As has been repeated in this thread over and over, three main “evidences” have been proposed.
1. Epiphanius
At this point I think we can lay this one to rest. Even if Epi’s statements regarding succession are implying a BCE junior, it’s probably because he doesn’t realize that he’s’ screwing up the dates. Not to say he hasn’t soaked up some of the Jewish polemics regarding junior, because it seems he has. For example, he says Panther was part of Joseph’s and Jacobs’s family name!

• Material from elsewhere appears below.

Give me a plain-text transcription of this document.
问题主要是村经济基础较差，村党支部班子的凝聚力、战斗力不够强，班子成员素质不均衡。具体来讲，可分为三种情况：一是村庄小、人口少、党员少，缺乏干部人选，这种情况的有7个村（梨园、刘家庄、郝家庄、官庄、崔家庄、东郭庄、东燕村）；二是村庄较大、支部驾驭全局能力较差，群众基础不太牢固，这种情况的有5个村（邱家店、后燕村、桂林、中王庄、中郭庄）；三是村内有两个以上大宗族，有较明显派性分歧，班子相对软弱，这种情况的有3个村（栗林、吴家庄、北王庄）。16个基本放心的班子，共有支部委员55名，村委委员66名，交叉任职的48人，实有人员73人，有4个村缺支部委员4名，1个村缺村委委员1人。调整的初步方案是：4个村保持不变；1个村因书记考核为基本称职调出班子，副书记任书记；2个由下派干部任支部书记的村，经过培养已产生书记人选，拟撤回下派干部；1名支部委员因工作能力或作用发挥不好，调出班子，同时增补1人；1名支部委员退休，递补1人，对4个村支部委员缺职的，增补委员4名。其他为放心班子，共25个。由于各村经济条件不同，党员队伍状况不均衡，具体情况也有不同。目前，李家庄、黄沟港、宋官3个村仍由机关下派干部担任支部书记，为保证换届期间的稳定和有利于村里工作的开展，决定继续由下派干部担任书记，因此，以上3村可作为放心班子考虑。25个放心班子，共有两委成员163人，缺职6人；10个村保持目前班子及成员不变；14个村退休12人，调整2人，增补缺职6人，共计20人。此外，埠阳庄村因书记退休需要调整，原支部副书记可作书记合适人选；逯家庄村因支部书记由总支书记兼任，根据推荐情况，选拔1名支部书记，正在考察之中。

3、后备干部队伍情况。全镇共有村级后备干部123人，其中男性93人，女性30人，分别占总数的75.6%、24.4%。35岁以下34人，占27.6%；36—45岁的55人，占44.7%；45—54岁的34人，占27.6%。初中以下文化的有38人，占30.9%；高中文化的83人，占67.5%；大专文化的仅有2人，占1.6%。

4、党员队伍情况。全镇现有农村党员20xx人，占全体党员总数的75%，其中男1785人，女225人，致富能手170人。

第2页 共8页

That looks like he’s picking up on the polemic about junior being the bastard son of the Roman Soldier Panther as described in the Contra Celsum. Maybe it’s been repeated so many times that he’s being bamboozled into accepting it as a fact?
2. Talmud
A few entries in the Babylonian Talmud one of which has the rabbi Jehosha ben Perahjah “repelling Yeshu ha-Notzri with both hands” . If I recall, Perahjah was operating at the time of Alexander Jannaeus.
Again it looks like a scribe/interpolater is adding in the ha-Notzi
to passages that used to say just Yeshu and some that even only had ben Stada.
So the so called “Jewish-Christian tradition” of junior being dated to 100 BCE is hardly that. If anything it’s a Jewish tradition of older material that includes the Yeshu name in some Talmudic entries.
Yeshu isn’t even used in the Mishna (but it does pop up in the Tosfeta).
The 100 bce connection as an alternate/correct date seems more a manufactured item made by the 19th century
scholars and reiterated by a few in the 20th (including Price). This may simply be an interpolation in one of the Babylonian manuscripts added by a scribe that may have thought..."oh, here's a good spot to add ha-Notzri to the older material to smear the Christian junior!...tee-hee!" The final redaction of this Talumd has been placed around the beginning of the 6th century, so it's easier to see a later author interpolating the older texts.
3. Toldoth Yeshu
Oh boy, this one is drug out continuously because of the Wagenseil translation has the Alexander Jannaeus date for junior’s birth. Interestingly, you won’t hear too many bringing up the Strassburg manuscript version. That one has a reference to a rabbi named Yohanan. Several rabbis have had that name living between 40 CE to 300 CE, so take your pick.
The 100 bce date is hammered continuously, but few seem to have a problem with the stories of junior being hung on a cabbage stalk or buried under the gardeners stream. It has several deviations from the canonical accounts not just the date.
Why the BCE date?
-IDK, maybe the authors didn’t know the standard Christian dating for junior (yes I know, they themselves have vacillated also) so they mined the Talmud to fill it in. Perhaps they did know
that Yeshu better than details regarding the biblical junior.
The Toldoth does mention Pandera as the bastard father, so it does have some bits of ancient pieces in it, though its history as a more completed work isn’t well known before the 7th century CE.
This question also pops up continuously;
Originally Posted by max
So again if Jesus' life was so well known why was this 100 BC origin floating around in the 4th century and reiterated some time in the 6th to 9th?
The "well known" routine is coming from the NT. I thinks it's obvious that if anything, junior is virtually unknown. But if you're writing accounts and "the good news" about the most high incarnate, you are hardly going to say the logos walking around in the flesh, was an obscure backwater figure that missed the attention of every contemporary historian of the day.
Again, the 100 BCE date seems to be mined from the Babylonian Talmud and then picked up by one of the Toldoth versions. Yes, it was attached to junior by Jewish polemicists, but it never had anything to do with the biblical junior imo.